Sin embargo (especula el reverendo), tal vez los tres titubearon al llegar a la frontera, en alguna tosca posada, poco antes de dar el paso fatal en el desconocido territorio celta. Están sentados a una mesa, tomando cerveza y observando la niebla a través de las ventanas; Mason tiene cuarenta y cinco años, Johnson sesenta y cuatro.
—Parece usted un joven serio, con entonaciones del Támesis en la voz, si no me equivoco.
—Cierta vez le vi a usted en la taberna La Mitra, señor.
—Es usted de la Royal Society, ¿no es cierto?
—En efecto, como parece dar a entender por su tono de voz, señor, no soy miembro electo de la Royal Society; sin embargo, he trabajado para ellos bajo contrato, y más de una vez.
—Entonces, es usted ese astrónomo, ¿no?,… ¿cómo se llama?
—Mason —le informa Boswell.
—Así es, exactamente —dice Mason—. Gracias, caballeros, aunque esta vez me trae aquí un asunto relacionado con la gravedad. —Y les explica que está buscando una montaña escocesa que cumpla al máximo las características que le ha pedido Maskelyne.
—Hum… —A Boswell le brillan los ojos—. Es cuñado de Clive de la India. ¿Cree usted que el potentado quiere comprar una montaña?
—Cielo santo. ¿Maskelyne trabajando confidencialmente como administrador de haciendas?
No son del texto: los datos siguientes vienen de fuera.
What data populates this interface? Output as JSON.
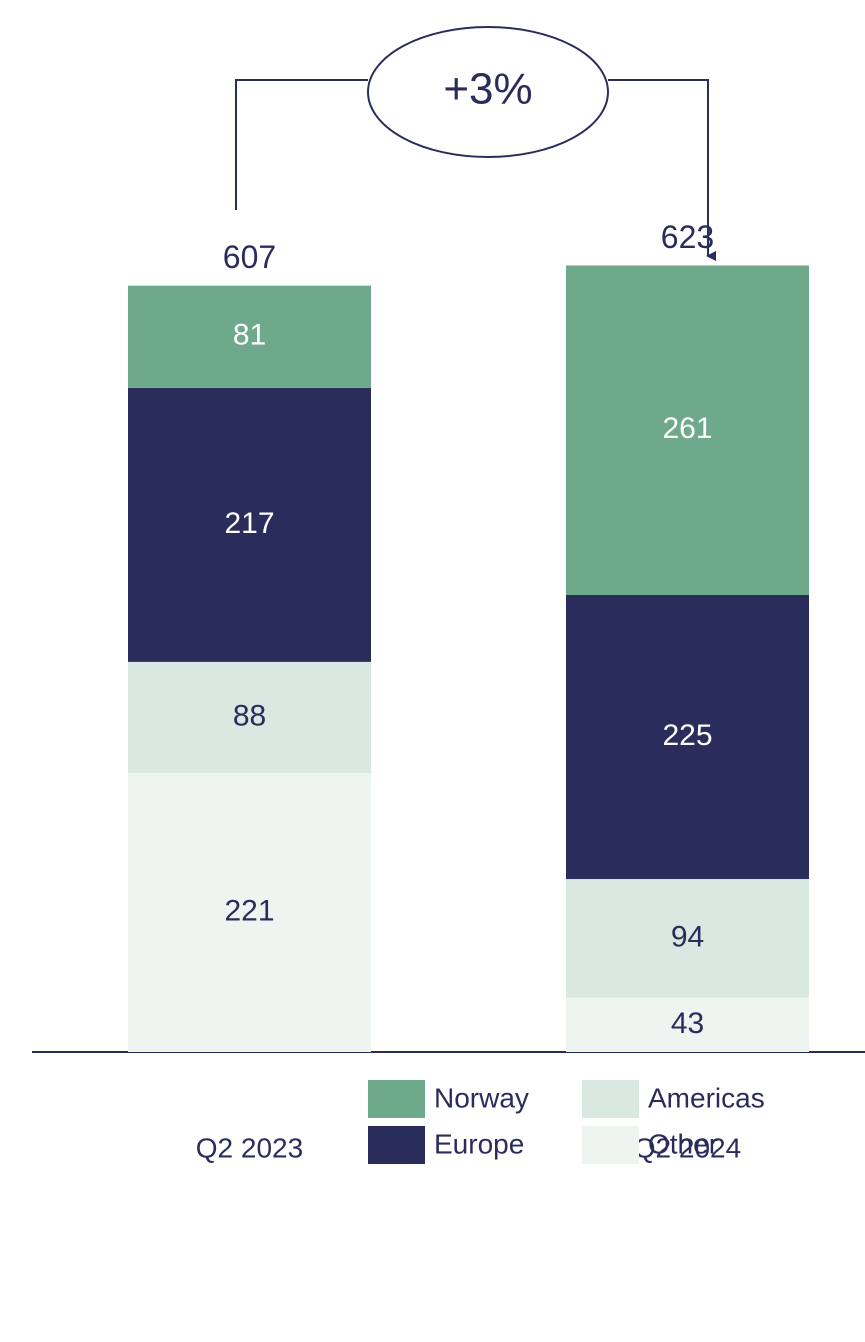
{
  "chart_data": {
    "type": "stacked_bar",
    "categories": [
      "Q2 2023",
      "Q2 2024"
    ],
    "series": [
      {
        "name": "Norway",
        "color": "#6fa98c",
        "values": [
          81,
          261
        ]
      },
      {
        "name": "Europe",
        "color": "#2a2d5c",
        "values": [
          217,
          225
        ]
      },
      {
        "name": "Americas",
        "color": "#d9e8e1",
        "values": [
          88,
          94
        ]
      },
      {
        "name": "Other",
        "color": "#eef5f1",
        "values": [
          221,
          43
        ]
      }
    ],
    "totals": [
      607,
      623
    ],
    "annotation": "+3%",
    "ylim": [
      0,
      650
    ]
  }
}
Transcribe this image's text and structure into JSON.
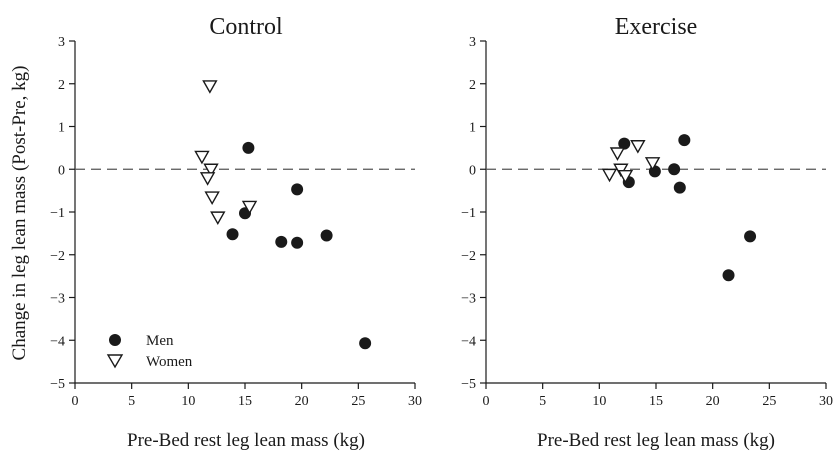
{
  "figure": {
    "ylabel": "Change in leg lean mass (Post-Pre, kg)",
    "legend": [
      {
        "label": "Men",
        "marker": "circle"
      },
      {
        "label": "Women",
        "marker": "triangle-down"
      }
    ],
    "colors": {
      "marker": "#1a1a1a",
      "zero_line": "#555555"
    }
  },
  "chart_data": [
    {
      "type": "scatter",
      "title": "Control",
      "xlabel": "Pre-Bed rest leg lean mass (kg)",
      "ylabel": "Change in leg lean mass (Post-Pre, kg)",
      "xlim": [
        0,
        30
      ],
      "ylim": [
        -5,
        3
      ],
      "xticks": [
        "0",
        "5",
        "10",
        "15",
        "20",
        "25",
        "30"
      ],
      "yticks": [
        "3",
        "2",
        "1",
        "0",
        "−1",
        "−2",
        "−3",
        "−4",
        "−5"
      ],
      "reference_line": {
        "y": 0,
        "style": "dashed"
      },
      "legend_position": "lower-left",
      "grid": false,
      "series": [
        {
          "name": "Men",
          "marker": "circle",
          "points": [
            [
              15.3,
              0.5
            ],
            [
              15.0,
              -1.03
            ],
            [
              13.9,
              -1.52
            ],
            [
              18.2,
              -1.7
            ],
            [
              19.6,
              -1.72
            ],
            [
              19.6,
              -0.47
            ],
            [
              22.2,
              -1.55
            ],
            [
              25.6,
              -4.07
            ]
          ]
        },
        {
          "name": "Women",
          "marker": "triangle-down",
          "points": [
            [
              11.9,
              1.95
            ],
            [
              11.2,
              0.3
            ],
            [
              12.0,
              0.0
            ],
            [
              11.7,
              -0.2
            ],
            [
              12.1,
              -0.65
            ],
            [
              12.6,
              -1.12
            ],
            [
              15.4,
              -0.87
            ]
          ]
        }
      ]
    },
    {
      "type": "scatter",
      "title": "Exercise",
      "xlabel": "Pre-Bed rest leg lean mass (kg)",
      "ylabel": "",
      "xlim": [
        0,
        30
      ],
      "ylim": [
        -5,
        3
      ],
      "xticks": [
        "0",
        "5",
        "10",
        "15",
        "20",
        "25",
        "30"
      ],
      "yticks": [
        "3",
        "2",
        "1",
        "0",
        "−1",
        "−2",
        "−3",
        "−4",
        "−5"
      ],
      "reference_line": {
        "y": 0,
        "style": "dashed"
      },
      "grid": false,
      "series": [
        {
          "name": "Men",
          "marker": "circle",
          "points": [
            [
              12.2,
              0.6
            ],
            [
              12.6,
              -0.3
            ],
            [
              14.9,
              -0.05
            ],
            [
              16.6,
              0.0
            ],
            [
              17.1,
              -0.43
            ],
            [
              17.5,
              0.68
            ],
            [
              21.4,
              -2.48
            ],
            [
              23.3,
              -1.57
            ]
          ]
        },
        {
          "name": "Women",
          "marker": "triangle-down",
          "points": [
            [
              10.9,
              -0.12
            ],
            [
              11.6,
              0.38
            ],
            [
              11.9,
              0.0
            ],
            [
              12.3,
              -0.15
            ],
            [
              13.4,
              0.55
            ],
            [
              14.7,
              0.15
            ]
          ]
        }
      ]
    }
  ]
}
Jamás se me hubiera ocurrido tal cosa.
—Entonces no está usted tan corrompido como cree estarlo, al menos a juzgar por las arrugas de su rostro, señor —le anuncia, un tanto bruscamente, el doctor Johnson—. Semejante inocencia relativa podría ser un bien sagrado, pero también una desventaja en estos tiempos. Le deseo que siempre pueda distinguir el bien sagrado de las desventajas. Y, ¡ah!, Mason…
—Dígame…
—Tenga cuidado.
—¿De qué señor?
—Del trato que recibirá allá arriba, si su ilustre relación con Maskelyne llega a difundirse —le advierte el señor Boswell, que es escocés.
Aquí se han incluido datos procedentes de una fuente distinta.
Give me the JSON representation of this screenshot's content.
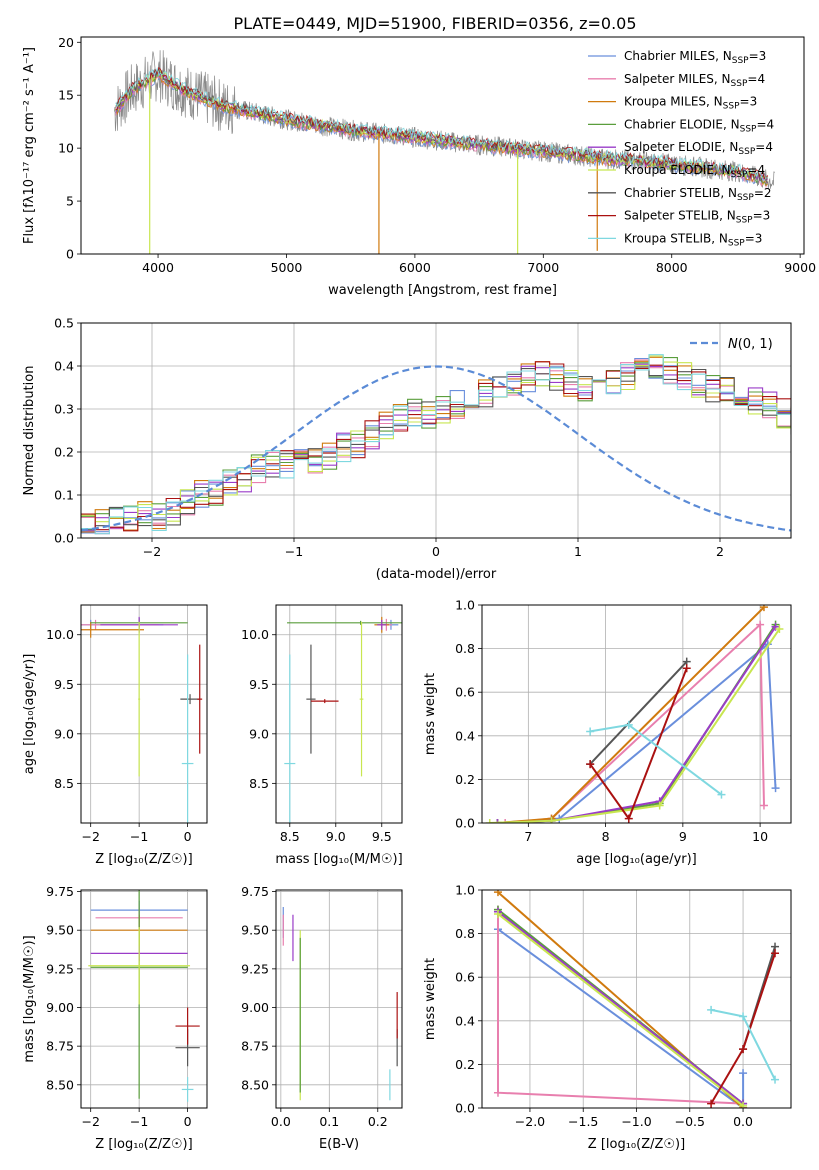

—En el mapa que llevo aquí —dice el doctor— no aparece nada, a partir de donde estamos, salvo montañas. En la práctica, examinarlas todas es una tarea interminable, y todo escocés con el que se encuentre (hombre o mujer, no lo olvide) tratará de venderle por lo menos una. Son personas fuertes y astutas. No se deje engañar por el exotismo que puedan mostrarle: faldas, gaitas, el haggis y esas cosas. No debe bajar la guardia ni un solo instante.
El señor Boswell hace una rebuscada reverencia, sin apartar los ojos del panecillo.
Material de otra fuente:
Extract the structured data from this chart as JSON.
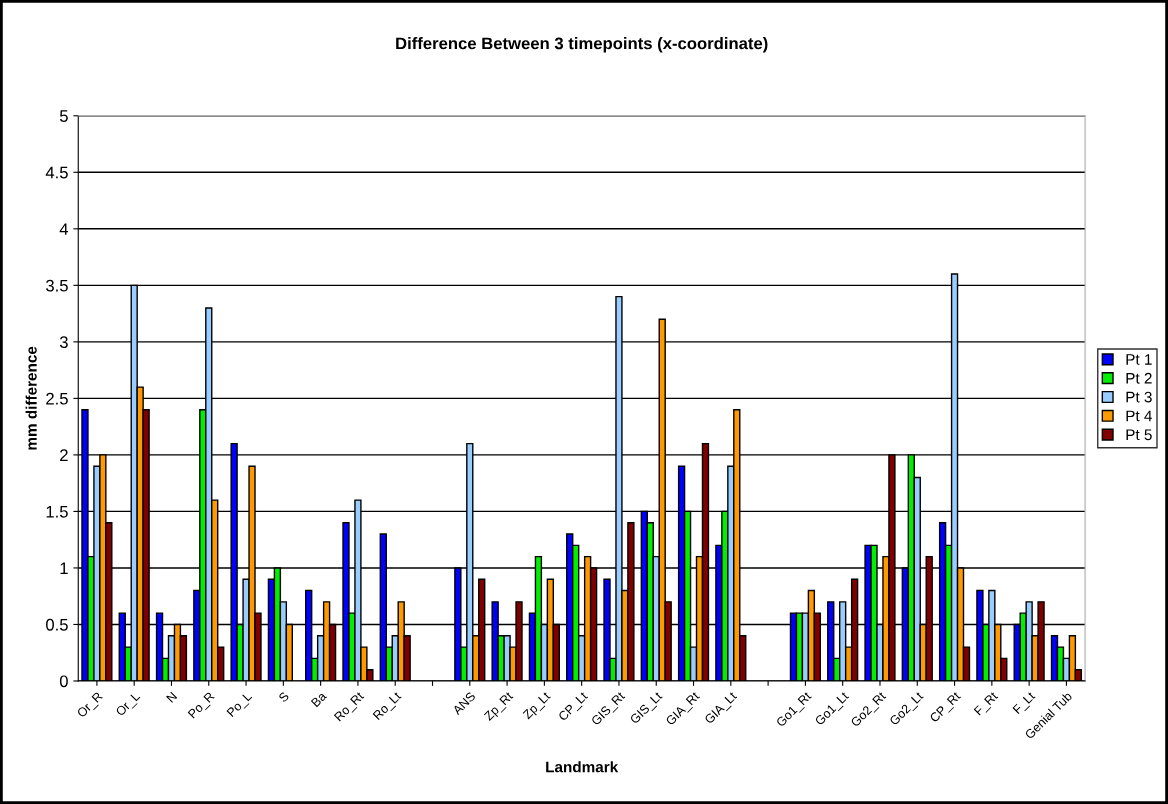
{
  "chart_data": {
    "type": "bar",
    "title": "Difference Between 3 timepoints (x-coordinate)",
    "xlabel": "Landmark",
    "ylabel": "mm difference",
    "categories": [
      "Or_R",
      "Or_L",
      "N",
      "Po_R",
      "Po_L",
      "S",
      "Ba",
      "Ro_Rt",
      "Ro_Lt",
      null,
      "ANS",
      "Zp_Rt",
      "Zp_Lt",
      "CP_Lt",
      "GIS_Rt",
      "GIS_Lt",
      "GIA_Rt",
      "GIA_Lt",
      null,
      "Go1_Rt",
      "Go1_Lt",
      "Go2_Rt",
      "Go2_Lt",
      "CP_Rt",
      "F_Rt",
      "F_Lt",
      "Genial Tub"
    ],
    "series": [
      {
        "name": "Pt 1",
        "color": "#0000ff",
        "values": [
          2.4,
          0.6,
          0.6,
          0.8,
          2.1,
          0.9,
          0.8,
          1.4,
          1.3,
          null,
          1.0,
          0.7,
          0.6,
          1.3,
          0.9,
          1.5,
          1.9,
          1.2,
          null,
          0.6,
          0.7,
          1.2,
          1.0,
          1.4,
          0.8,
          0.5,
          0.4
        ]
      },
      {
        "name": "Pt 2",
        "color": "#00ee00",
        "values": [
          1.1,
          0.3,
          0.2,
          2.4,
          0.5,
          1.0,
          0.2,
          0.6,
          0.3,
          null,
          0.3,
          0.4,
          1.1,
          1.2,
          0.2,
          1.4,
          1.5,
          1.5,
          null,
          0.6,
          0.2,
          1.2,
          2.0,
          1.2,
          0.5,
          0.6,
          0.3
        ]
      },
      {
        "name": "Pt 3",
        "color": "#99ccff",
        "values": [
          1.9,
          3.5,
          0.4,
          3.3,
          0.9,
          0.7,
          0.4,
          1.6,
          0.4,
          null,
          2.1,
          0.4,
          0.5,
          0.4,
          3.4,
          1.1,
          0.3,
          1.9,
          null,
          0.6,
          0.7,
          0.5,
          1.8,
          3.6,
          0.8,
          0.7,
          0.2
        ]
      },
      {
        "name": "Pt 4",
        "color": "#ff9900",
        "values": [
          2.0,
          2.6,
          0.5,
          1.6,
          1.9,
          0.5,
          0.7,
          0.3,
          0.7,
          null,
          0.4,
          0.3,
          0.9,
          1.1,
          0.8,
          3.2,
          1.1,
          2.4,
          null,
          0.8,
          0.3,
          1.1,
          0.5,
          1.0,
          0.5,
          0.4,
          0.4
        ]
      },
      {
        "name": "Pt 5",
        "color": "#800000",
        "values": [
          1.4,
          2.4,
          0.4,
          0.3,
          0.6,
          null,
          0.5,
          0.1,
          0.4,
          null,
          0.9,
          0.7,
          0.5,
          1.0,
          1.4,
          0.7,
          2.1,
          0.4,
          null,
          0.6,
          0.9,
          2.0,
          1.1,
          0.3,
          0.2,
          0.7,
          0.1
        ]
      }
    ],
    "ylim": [
      0,
      5
    ],
    "yticks": [
      0,
      0.5,
      1,
      1.5,
      2,
      2.5,
      3,
      3.5,
      4,
      4.5,
      5
    ],
    "grid": "y",
    "legend": "right"
  }
}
Fuera, envuelto en la niebla que ahora cubre las cimas de las colinas y los estrechos valles, aguarda ese mundo que hay al otro lado de la cercana línea que le espera, un mundo oscuro y aislado, yermo, implacable, una nación que, a lo largo de la vida de Mason, se ha alzado para apoderarse de la corona, ha sido obligada a la sumisión y luego una parte considerable de la población ha sido enviada a América.
—Supongo que aún subsiste un poco de…, de rencor.
El doctor suelta un bufido.
—La palabra que busca, señor, es odio, un odio inveterado e inflexible. El año 45 está muy vivo en las mentes, es un fantasma de una novela gótica, ubicuo y terriblemente destrozado, y destila azumbres de cierto líquido carmesí. Es característico de esa gente, ¿sabe usted?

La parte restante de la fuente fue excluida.